Produce small-run, custom plaster corner trims, niche surrounds, and corner medallions finished on-site for sale through Etsy, Houzz or local showrooms. Use the corner tools to give each piece a predictable, pro finish; offer custom dimensions, colors, and integrated mounting so homeowners receive ready-to-install architectural details.


Online Microcourse: Perfect Corners for DIYers

Create a short video course and downloadable templates teaching how to finish inside and outside corners using the two knives, tips for materials (drywall compound, lime plaster, stucco), and troubleshooting. Monetize via a small course fee, and upsell a starter kit (the corner tools + compound + mixing cup). Partner with hardware stores for affiliate sales.


Tool Rental + Training for Handyman Startups

Build a local rental and mentoring package for new handymen: rent a professional corner tool set, provide a half-day hands-on clinic, and offer aftercare consulting (pricing templates, invoicing, estimating corners per room). Position it as a low-cost pathway into property-maintenance contracts where crisp corners win repeat business.

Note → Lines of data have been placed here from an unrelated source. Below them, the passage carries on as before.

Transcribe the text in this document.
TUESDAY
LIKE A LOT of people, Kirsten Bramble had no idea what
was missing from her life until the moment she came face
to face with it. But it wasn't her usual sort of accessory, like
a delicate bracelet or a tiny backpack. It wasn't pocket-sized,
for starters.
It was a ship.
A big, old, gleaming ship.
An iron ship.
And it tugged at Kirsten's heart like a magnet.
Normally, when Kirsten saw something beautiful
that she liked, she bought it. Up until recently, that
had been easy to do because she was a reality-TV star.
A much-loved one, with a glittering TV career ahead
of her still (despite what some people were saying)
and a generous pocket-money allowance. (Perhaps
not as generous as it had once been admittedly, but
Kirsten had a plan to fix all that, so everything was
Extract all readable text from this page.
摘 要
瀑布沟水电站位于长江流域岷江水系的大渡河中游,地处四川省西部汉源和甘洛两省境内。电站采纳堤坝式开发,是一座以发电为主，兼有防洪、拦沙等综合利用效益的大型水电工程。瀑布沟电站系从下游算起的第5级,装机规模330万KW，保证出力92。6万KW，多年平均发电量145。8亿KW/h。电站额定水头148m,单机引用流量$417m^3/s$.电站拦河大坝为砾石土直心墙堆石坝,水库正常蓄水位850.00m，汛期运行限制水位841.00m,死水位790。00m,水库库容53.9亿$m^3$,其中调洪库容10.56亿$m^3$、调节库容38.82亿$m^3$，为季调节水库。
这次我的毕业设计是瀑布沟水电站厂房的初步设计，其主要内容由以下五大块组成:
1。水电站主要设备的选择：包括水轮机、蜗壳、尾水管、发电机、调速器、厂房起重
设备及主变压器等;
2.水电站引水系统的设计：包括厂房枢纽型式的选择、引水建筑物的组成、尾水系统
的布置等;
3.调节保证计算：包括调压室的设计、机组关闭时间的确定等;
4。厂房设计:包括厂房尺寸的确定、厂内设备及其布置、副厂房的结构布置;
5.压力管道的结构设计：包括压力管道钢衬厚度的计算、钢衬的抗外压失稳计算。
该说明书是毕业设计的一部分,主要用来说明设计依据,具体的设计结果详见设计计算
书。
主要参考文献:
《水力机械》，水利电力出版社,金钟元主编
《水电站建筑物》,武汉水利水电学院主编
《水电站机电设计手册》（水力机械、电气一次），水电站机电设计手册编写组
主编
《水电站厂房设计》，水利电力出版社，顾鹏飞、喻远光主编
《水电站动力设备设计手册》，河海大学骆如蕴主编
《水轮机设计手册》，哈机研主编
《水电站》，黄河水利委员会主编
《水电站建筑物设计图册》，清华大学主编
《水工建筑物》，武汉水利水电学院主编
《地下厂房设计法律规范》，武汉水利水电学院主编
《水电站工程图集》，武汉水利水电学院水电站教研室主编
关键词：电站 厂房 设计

Rapid Corner Rescue for Property Managers

Offer an on-call small-repairs service for property managers and landlords focused on corners (high traffic damage areas). Promote reliability and low-cost per-incident pricing; provide a subscription maintenance plan that includes scheduled touch-ups between tenants to keep units show-ready with minimal repainting or sanding.

Creative

Crisp Plaster Picture Frames

Use the inside and outside corner knives to finish hand-built plaster picture frames or mirror surrounds with razor-sharp 90° edges. Build shallow frame forms from plywood, cast or skim with plaster/stucco, then use the corner tools to compress and shape the wet material for a clean, minimal architectural look—no sanding required. Add pigmented plaster or metallic leaf for a finished art-piece.


Geometric Wall Niche Kit

Create decorative recessed wall niches with perfectly finished internal corners for candles, plants or display objects. The corner set lets you form crisp inside corners in drywall or stucco niches; combine with contrasting paint or tile at the back for a boutique, gallery-style accent wall project.

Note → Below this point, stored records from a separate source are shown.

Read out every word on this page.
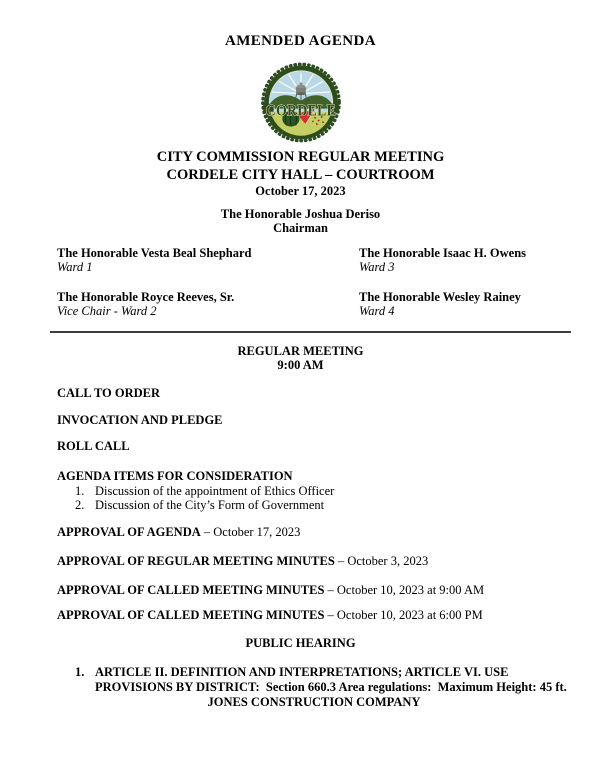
AMENDED AGENDA
CORDELE
CITY COMMISSION REGULAR MEETING
CORDELE CITY HALL – COURTROOM
October 17, 2023
The Honorable Joshua Deriso
Chairman
The Honorable Vesta Beal Shephard
Ward 1
The Honorable Isaac H. Owens
Ward 3
The Honorable Royce Reeves, Sr.
Vice Chair - Ward 2
The Honorable Wesley Rainey
Ward 4
REGULAR MEETING
9:00 AM
CALL TO ORDER
INVOCATION AND PLEDGE
ROLL CALL
AGENDA ITEMS FOR CONSIDERATION
1. Discussion of the appointment of Ethics Officer
2. Discussion of the City’s Form of Government
APPROVAL OF AGENDA – October 17, 2023
APPROVAL OF REGULAR MEETING MINUTES – October 3, 2023
APPROVAL OF CALLED MEETING MINUTES – October 10, 2023 at 9:00 AM
APPROVAL OF CALLED MEETING MINUTES – October 10, 2023 at 6:00 PM
PUBLIC HEARING
1. ARTICLE II. DEFINITION AND INTERPRETATIONS; ARTICLE VI. USE PROVISIONS BY DISTRICT:  Section 660.3 Area regulations:  Maximum Height: 45 ft.
JONES CONSTRUCTION COMPANY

Concrete Planter with Architectural Corners

Make small cast concrete planters or troughs with formed corners and minimal sanding. After initial cast, apply a thin cement skim and use the outside corner knife to sharpen external edges and the inside tool for internal seams—resulting in modern, industrial planters with professional-looking corners.

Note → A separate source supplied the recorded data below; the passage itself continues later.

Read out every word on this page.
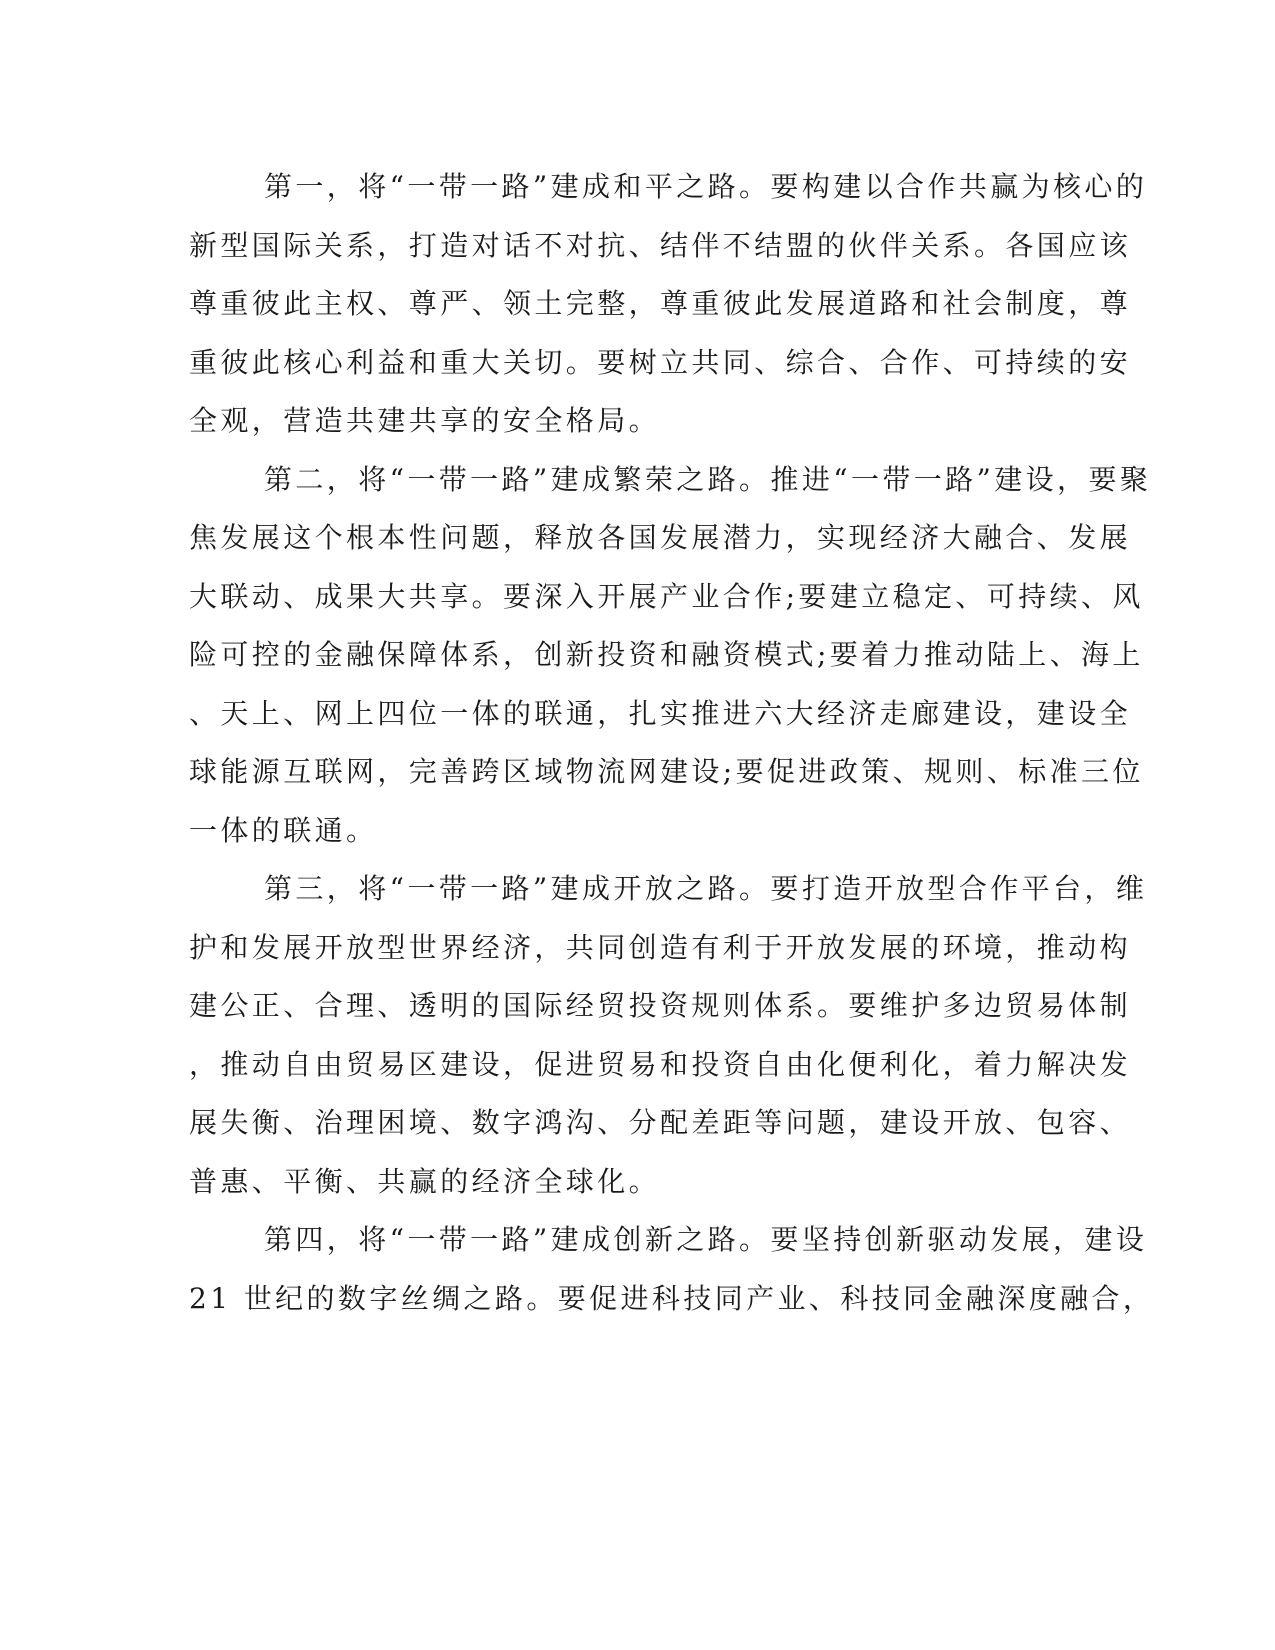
第一，将“一带一路”建成和平之路。要构建以合作共赢为核心的
新型国际关系，打造对话不对抗、结伴不结盟的伙伴关系。各国应该
尊重彼此主权、尊严、领土完整，尊重彼此发展道路和社会制度，尊
重彼此核心利益和重大关切。要树立共同、综合、合作、可持续的安
全观，营造共建共享的安全格局。
第二，将“一带一路”建成繁荣之路。推进“一带一路”建设，要聚
焦发展这个根本性问题，释放各国发展潜力，实现经济大融合、发展
大联动、成果大共享。要深入开展产业合作;要建立稳定、可持续、风
险可控的金融保障体系，创新投资和融资模式;要着力推动陆上、海上
、天上、网上四位一体的联通，扎实推进六大经济走廊建设，建设全
球能源互联网，完善跨区域物流网建设;要促进政策、规则、标准三位
一体的联通。
第三，将“一带一路”建成开放之路。要打造开放型合作平台，维
护和发展开放型世界经济，共同创造有利于开放发展的环境，推动构
建公正、合理、透明的国际经贸投资规则体系。要维护多边贸易体制
，推动自由贸易区建设，促进贸易和投资自由化便利化，着力解决发
展失衡、治理困境、数字鸿沟、分配差距等问题，建设开放、包容、
普惠、平衡、共赢的经济全球化。
第四，将“一带一路”建成创新之路。要坚持创新驱动发展，建设
21 世纪的数字丝绸之路。要促进科技同产业、科技同金融深度融合，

Decorative Cornice & Panel Trim

Fabricate custom plaster cornice strips and panel trim for furniture or walls. Use the tools to finish the seams where trim meets walls or where two trim pieces join, producing tight, consistent joints that look like factory millwork. Great for restoring period-style interiors or making high-end custom furniture accents.


Accent Corner Art (Two-Tone Plaster)

Create small wall panels where two plaster finishes meet at a precise corner—textured on one face, smooth on the other. The corner knives help you form the divide cleanly so you can paint or pigment each side differently for dramatic, geometric wall art.